O Presidente da República Carlos Vila Nova
O Presidente tem vindo a seguir ou tomar decisões que a Constituição lhe reserva, sempre que as instituições democráticas do país demonstrarem de alguma fraqueza ou falta de regularidade no seu funcionamento, e “foi isso que o Presidente fez, demitiu o Governo, e convidou o partido que sustenta o 18º Governo, a indicar um nome para a formação de um outro governo.”
Não foi possível obter um consenso da parte desse mesmo partido o ADI (Ação Democrática Independente). O Presidente acabou por nomear uma figura vinda do próprio partido ADI, mas o ADI diz que não é a figura que o partido escolheu, ou indicou, que fosse nomeado para o cargo de Primeiro-Ministro.

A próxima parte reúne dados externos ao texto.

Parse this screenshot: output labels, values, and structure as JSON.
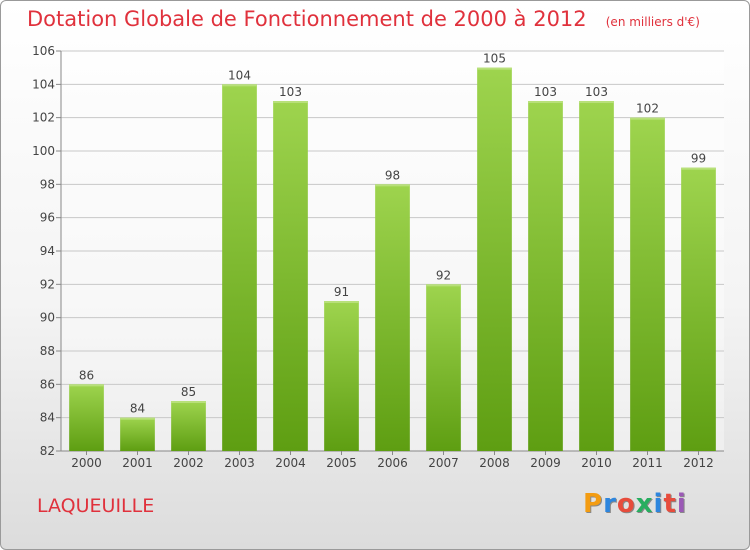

Na perspetiva de Gelson Baia, “pese embora o sistema constitucional, o Presidente da República não tenha poderes ou atribuições para formar governos ou escolher quem deve ser o Primeiro-Ministro, o Presidente da República, (e há precedentes históricos que assim o justificam) é o garante da Constituição e do regular funcionamento das nossas Instituições.”
O país não pode ficar ou permanecer ad eternum numa situação de impasse. Porque há compromissos inadiáveis assumidos pelo Estado de São Tomé, e sobretudo há um timing para que esses mesmos compromissos, o recente acordo de facilidade decretado e assinado em início do mês de dezembro com o Fundo Monetário Internacional (FMI), que “exige” uma aceleração de todo o processo político em curso.
“Logo tenho por mim que é a pensar nesses compromissos e na situação bastante deficitária da economia São Tomense, que o Presidente da República, com respaldo na Constituição, tomou para si a iniciativa de abrir portas a que se formasse um governo com uma individualidade do próprio Partido ADI.” Mas que eventualmente, nas consultas que “o Presidente da República fez também aos partidos que têm representação no Parlamento lhe dessem mais uma maior garantia de estabilidade política e, sobretudo, na aprovação do orçamento geral do Estado para o ano 2025, que terá a responsabilidade de apresentar em tempo recorde.” Acrescenta Gelson Baía.
O Presidente da República, Carlos Vila Nova, ficará debaixo de alguma contestação, por parte do ADI. Discordando dos argumentos que foram apresentados pelo mesmo na demissão do 18º Governo Constitucional. E ter escolhido uma individualidade, que também é do ADI, ou seja, do partido que suportava o Governo demitido, mas não ser a figura ou a individualidade que acolhe a sensibilidade do partido.
Porque o partido também se encontra num período de fragmentação interna, em que parte significativa dos seus militantes. Uma parte apoia o anterior Primeiro-Ministro, o Patrice Trovoada, e a outra parte, também expressiva, apoia o atual Primeiro-Ministro, nomeado e indigitado Américo Ramos, que é agora o Primeiro-Ministro de São Tomé e Príncipe.